Toledo Telephone employee Art Briggs volunteered and earlier this month placed a star and other ornaments on the upper portion of the tree.  



With the Collins Road Living Memorial Christmas Tree covered in ornaments to remember lost locals, Sandy thought the tree could use some lights. She bought 14 solar lights from the Dollar Tree in Chehalis and put them around the tree.

“The tree is just stunning when it is dark at night,” Sandy said. 

After the shooting in Newtown, Conn., last week that left 20 children and six adults dead at Sandy Hook Elementary School, Sandy thought to call the Toledo School District bus drivers and asked if they wanted to add ornaments on the tree in memory of the shooting victims. 

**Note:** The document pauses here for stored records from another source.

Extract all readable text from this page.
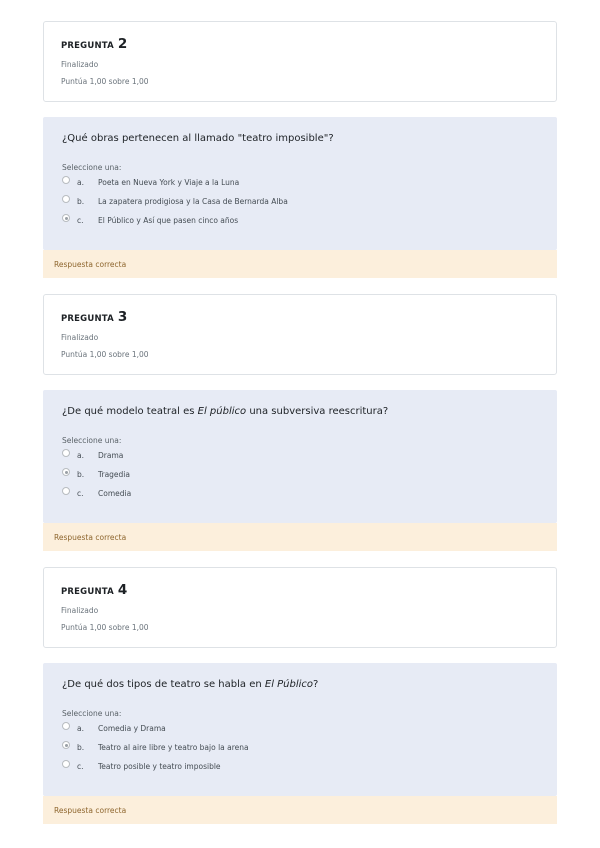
PREGUNTA 2
Finalizado
Puntúa 1,00 sobre 1,00
¿Qué obras pertenecen al llamado "teatro imposible"?
Seleccione una:
a.	Poeta en Nueva York y Viaje a la Luna
b.	La zapatera prodigiosa y la Casa de Bernarda Alba
c.	El Público y Así que pasen cinco años
Respuesta correcta
PREGUNTA 3
Finalizado
Puntúa 1,00 sobre 1,00
¿De qué modelo teatral es El público una subversiva reescritura?
Seleccione una:
a.	Drama
b.	Tragedia
c.	Comedia
Respuesta correcta
PREGUNTA 4
Finalizado
Puntúa 1,00 sobre 1,00
¿De qué dos tipos de teatro se habla en El Público?
Seleccione una:
a.	Comedia y Drama
b.	Teatro al aire libre y teatro bajo la arena
c.	Teatro posible y teatro imposible
Respuesta correcta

Transportation Superintendent Dawn Avery, along with other bus drivers, met with Sandy on Wednesday afternoon and placed laminated drawings of school buses on the tree with pictures of each victim on the drawings. 

Now when people drive by the memorial tree, they will be reminded of the victims in Connecticut and their own relatives and friends who have passed away, Sandy said.

Sandy hopes the living memorial tree will bring the community together every Christmas. 

“There is happiness yet at Christmas,” Sandy said despite the recent tragedy. “We have to keep spreading the word that there are nice people out there.”  

For Sandy, the tree brings back memories of Gene.

“We’ve been together for 56 years,” Sandy said. “That is a long time to be with somebody you love with your whole heart.”